Gnu Assembler Examples
本文翻译自gnu汇编例子
GNU Assembler,它的汇编器也叫gas,是GNU操作系统的默认汇编器。 它适用于许多不同的架构,并支持多种汇编语言语法。 本文下面的示例,仅适用于使用x86-64平台的Linux操作系统。
本文目录:
- 开始
- 使用C库
- 64位C代码调用约定
- C和汇编混合编程
- 命令行参数
- 浮点指令
- 数据段
- 递归
- SIMD并行性
- Saturation算术
- 本地变量和堆栈帧
入门
这是经典的Hello World程序,使用Linux系统调用write和exit,用于64位系统(汇编指令与32位不同):
# ----------------------------------------------------------------------------------------
# Writes "Hello, World" to the console using only system calls. Runs on 64-bit Linux only.
# To assemble and run:
#
# gcc -c hello.s && ld hello.o && ./a.out
#
# or
#
# gcc -nostdlib hello.s && ./a.out
# ----------------------------------------------------------------------------------------
.global _start
.text
_start:
# write(1, message, 13)
mov $1, %rax # system call 1 is write
mov $1, %rdi # file handle 1 is stdout
mov $message, %rsi # address of string to output
mov $13, %rdx # number of bytes
syscall # invoke operating system to do the write
# exit(0)
mov $60, %rax # system call 60 is exit
xor %rdi, %rdi # we want return code 0
syscall # invoke operating system to exit
message:
.ascii "Hello, world\n"
用gcc编译
$ gcc -c hello.s && ld hello.o && ./a.out
Hello, World
如果您使用的是OSX或Windows操作系统,系统调用号和使用的寄存器可能会有所不同(gcc、as当然也支持这两个平台)。
使用C库
一般来说,都会需要使用C库。 下面是调用C库(puts函数)的Hello World:
# ----------------------------------------------------------------------------------------
# Writes "Hola, mundo" to the console using a C library. Runs on Linux or any other system
# that does not use underscores for symbols in its C library. To assemble and run:
#
# filename: hola.s
# gcc hola.s && ./a.out
# ----------------------------------------------------------------------------------------
.global main
.text
main: # This is called by C library's startup code
mov $message, %rdi # First integer (or pointer) parameter in %rdi
call puts # puts(message)
ret # Return to C library code
message:
.asciz "Hola, mundo"
运行
$ gcc hola.s && ./a.out
Hola, mundo
64位C代码的调用约定(Calling Conventions)
64位调用约定有一些更详细的说明,并在AMD64 ABI参考文献中进行了全面的解释。你也可以在维基百科获取他们的信息。最重要的几点是(再次,对于64位Linux,而不是Windows):
- 从左到右,传递寄存器的参数。分配寄存器的顺序是:
- 对于整数和指针,rdi,rsi,rdx,rcx,r8,r9。
- 对于浮点(float,double),xmm0,xmm1,xmm2,xmm3,xmm4,xmm5,xmm6,xmm7
- 额外的参数被push到堆栈,从右到左,并在调用后被删除。
- 参数压入堆栈后,调用call指令,所以当被调用函数开始运行时,返回地址为(%rsp),第一个内存参数的地址为8(%rsp)等。

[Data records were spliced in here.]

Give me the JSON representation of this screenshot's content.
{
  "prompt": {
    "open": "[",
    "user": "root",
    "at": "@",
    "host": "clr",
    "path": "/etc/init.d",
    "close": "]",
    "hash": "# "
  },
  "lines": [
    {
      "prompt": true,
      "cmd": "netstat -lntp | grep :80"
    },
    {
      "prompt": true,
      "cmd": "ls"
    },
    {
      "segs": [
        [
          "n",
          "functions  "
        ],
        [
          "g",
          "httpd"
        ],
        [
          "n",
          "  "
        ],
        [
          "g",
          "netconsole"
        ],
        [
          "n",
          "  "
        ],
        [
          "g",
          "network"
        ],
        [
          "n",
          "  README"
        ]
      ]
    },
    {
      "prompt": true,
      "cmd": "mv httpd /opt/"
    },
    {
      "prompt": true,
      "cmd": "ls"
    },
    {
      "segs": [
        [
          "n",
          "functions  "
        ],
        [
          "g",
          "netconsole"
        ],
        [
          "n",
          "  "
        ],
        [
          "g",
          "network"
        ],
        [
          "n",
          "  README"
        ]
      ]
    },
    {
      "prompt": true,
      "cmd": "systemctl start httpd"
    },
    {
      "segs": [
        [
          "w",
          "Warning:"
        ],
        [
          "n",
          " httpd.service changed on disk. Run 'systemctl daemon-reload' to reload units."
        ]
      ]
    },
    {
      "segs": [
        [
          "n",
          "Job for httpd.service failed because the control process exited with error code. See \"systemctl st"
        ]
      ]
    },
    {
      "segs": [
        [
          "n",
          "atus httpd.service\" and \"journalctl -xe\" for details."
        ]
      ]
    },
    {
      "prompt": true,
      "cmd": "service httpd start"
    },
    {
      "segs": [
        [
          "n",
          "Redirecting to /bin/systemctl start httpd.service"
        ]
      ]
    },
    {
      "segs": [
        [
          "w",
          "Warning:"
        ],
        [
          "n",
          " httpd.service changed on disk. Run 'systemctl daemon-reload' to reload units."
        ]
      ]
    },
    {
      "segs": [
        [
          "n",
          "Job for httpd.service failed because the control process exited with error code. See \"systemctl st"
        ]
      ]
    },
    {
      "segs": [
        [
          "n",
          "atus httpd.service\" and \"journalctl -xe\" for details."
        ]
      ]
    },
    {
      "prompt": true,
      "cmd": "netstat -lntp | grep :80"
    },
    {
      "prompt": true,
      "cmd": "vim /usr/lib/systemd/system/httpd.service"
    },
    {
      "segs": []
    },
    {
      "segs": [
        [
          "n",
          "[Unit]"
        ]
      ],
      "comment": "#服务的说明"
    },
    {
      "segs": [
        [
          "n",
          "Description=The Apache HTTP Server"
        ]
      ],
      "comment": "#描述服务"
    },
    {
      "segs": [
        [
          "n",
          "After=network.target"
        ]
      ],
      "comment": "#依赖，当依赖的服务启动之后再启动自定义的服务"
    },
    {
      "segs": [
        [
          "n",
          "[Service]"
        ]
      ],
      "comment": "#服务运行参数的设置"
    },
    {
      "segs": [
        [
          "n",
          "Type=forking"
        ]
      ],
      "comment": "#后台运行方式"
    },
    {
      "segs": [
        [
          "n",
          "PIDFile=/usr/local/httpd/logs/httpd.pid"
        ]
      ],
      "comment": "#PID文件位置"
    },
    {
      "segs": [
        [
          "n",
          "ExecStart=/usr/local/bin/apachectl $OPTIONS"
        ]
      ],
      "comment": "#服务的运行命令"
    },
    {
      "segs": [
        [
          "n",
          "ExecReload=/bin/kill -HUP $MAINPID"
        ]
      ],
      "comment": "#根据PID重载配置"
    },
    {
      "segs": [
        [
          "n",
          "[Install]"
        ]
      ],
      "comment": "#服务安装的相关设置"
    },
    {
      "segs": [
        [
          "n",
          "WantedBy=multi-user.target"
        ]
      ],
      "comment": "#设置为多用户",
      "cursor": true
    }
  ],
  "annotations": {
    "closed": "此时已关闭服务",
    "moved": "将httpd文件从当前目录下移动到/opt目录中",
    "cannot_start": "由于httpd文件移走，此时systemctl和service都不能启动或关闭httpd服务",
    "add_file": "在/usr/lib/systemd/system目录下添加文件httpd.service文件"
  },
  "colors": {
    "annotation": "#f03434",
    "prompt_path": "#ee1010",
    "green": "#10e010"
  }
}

- 在call之前,堆栈指针RSP必须对齐到16字节边界。ok,但进行call是将8字节的返回地址压入了堆栈了,所以当被调用函数运行时,%rsp并不对齐。你必须通过push某个东西或从%rsp中减去8,来增加额外的空间。
- 需要被调用函数保留的唯一寄存器(calle-save寄存器)是:rbp,rbx,r12,r13,r14,r15。其他寄存器都可以被随意改变。
- 被调用函数也应该保存XMCSR和x87控制字的控制位,但是x87指令在64位代码中很少见,所以可以不用担心。
- 整数以 rax 或 rdx:rax 返回,浮点值在 xmm0 或 xmm1:xmm0 中返回。
该程序输出前几个斐波纳契数字,演示了如何保存和恢复寄存器:
# -----------------------------------------------------------------------------
# A 64-bit Linux application that writes the first 90 Fibonacci numbers. It
# needs to be linked with a C library.
#
# Assemble and Link:
# gcc fib.s
# -----------------------------------------------------------------------------
.global main
.text
main:
push %rbx # we have to save this since we use it
mov $90, %ecx # ecx will countdown to 0
xor %rax, %rax # rax will hold the current number
xor %rbx, %rbx # rbx will hold the next number
inc %rbx # rbx is originally 1
print:
# We need to call printf, but we are using eax, ebx, and ecx. printf
# may destroy eax and ecx so we will save these before the call and
# restore them afterwards.
push %rax # caller-save register
push %rcx # caller-save register
mov $format, %rdi # set 1st parameter (format)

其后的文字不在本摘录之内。